Shimon, who heard that a pure, innocent, holy spark had been taken to be used and abused by evil unleashed his fury, not only to make things right, but to send a message to all others who would attempt such a thing that this would not be tolerated. In his inner soul, Shimon could not bear to allow such horrible evil on earth. And so he unleashed his rage with such an earth-shattering fury, that it made even the strongest tremble. No mercy, even when evil cries and ask for mercy, you smile and slaughter it. You don’t just teach those who embody evil a lesson with a proportionate reaction, you give them such a horrific experience that they wet the bed from having nightmares of ever coming into contact with the wrath of justice. You see to it that evil will never touch that holy spark again.
And yet once again, we find the need to channel this fantastically strong zeal in the right direction. The fate of the tribe of Shimon was to be a tribe that culturally had the profession of teaching the young children of the nation, and truly there is no greater teacher than the one who is so very zealous and passionate for his/her cause. We see so often in our history, that some of our greatest teachers have been named “Shimon.” Shimon Hatzadik (Who is said to have met Alexander of Macedon), Shimon Bar Yochai. Shimon Ben Gamliel. Great leaders of the nation who channeled their zeal to such great levels in Torah, that the word “Scholarly” is too cheap of a term to use for such great rabbis.
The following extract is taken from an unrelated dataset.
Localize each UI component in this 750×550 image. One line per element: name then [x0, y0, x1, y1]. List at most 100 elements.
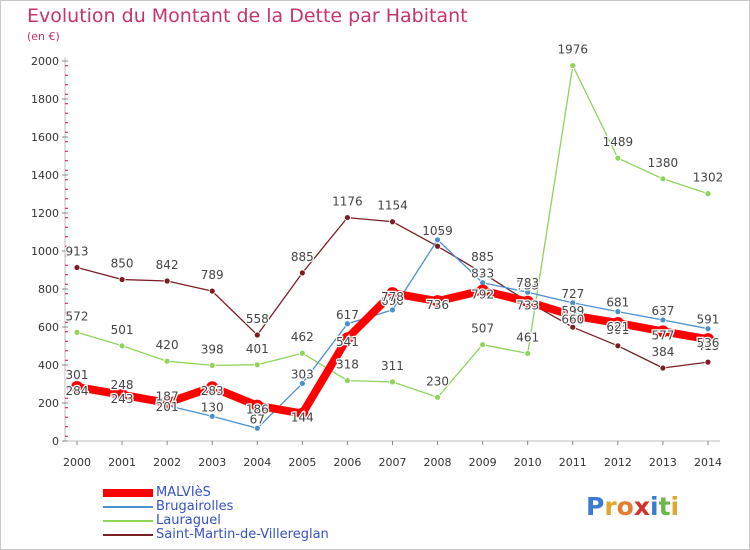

And even so, we can see how this energy turns against ourselves when we channel this Shimon zeal and energy inside of ourselves in the wrong direction, causing disunity and “baseless hatred” like what happened in the destruction of the Second Temple, and the lack of respect that the students of Rebbe Akiva had for each other during the Bar Kochba Revolt, which led them to their end. According to the Ari Zal, each month of the Jewish calendar coincides with a tribe of the nation of Israel. How ironic then it is, that somehow when we enter into the month of Av, that it is the energy of the tribe of Shimon that encompasses our atmosphere.
Indeed, whether we like it or not, we’re all ingrained with our own strong energies and zeal from our hearts and souls. It is the tribe of Shimon who teaches us that it is how we channel our inner energies that determines whether those energies will turn into angels that bring goodness into the world, or demons that destroy.
May we all come to greater wisdom in knowing how to channel our inner zeal for the good.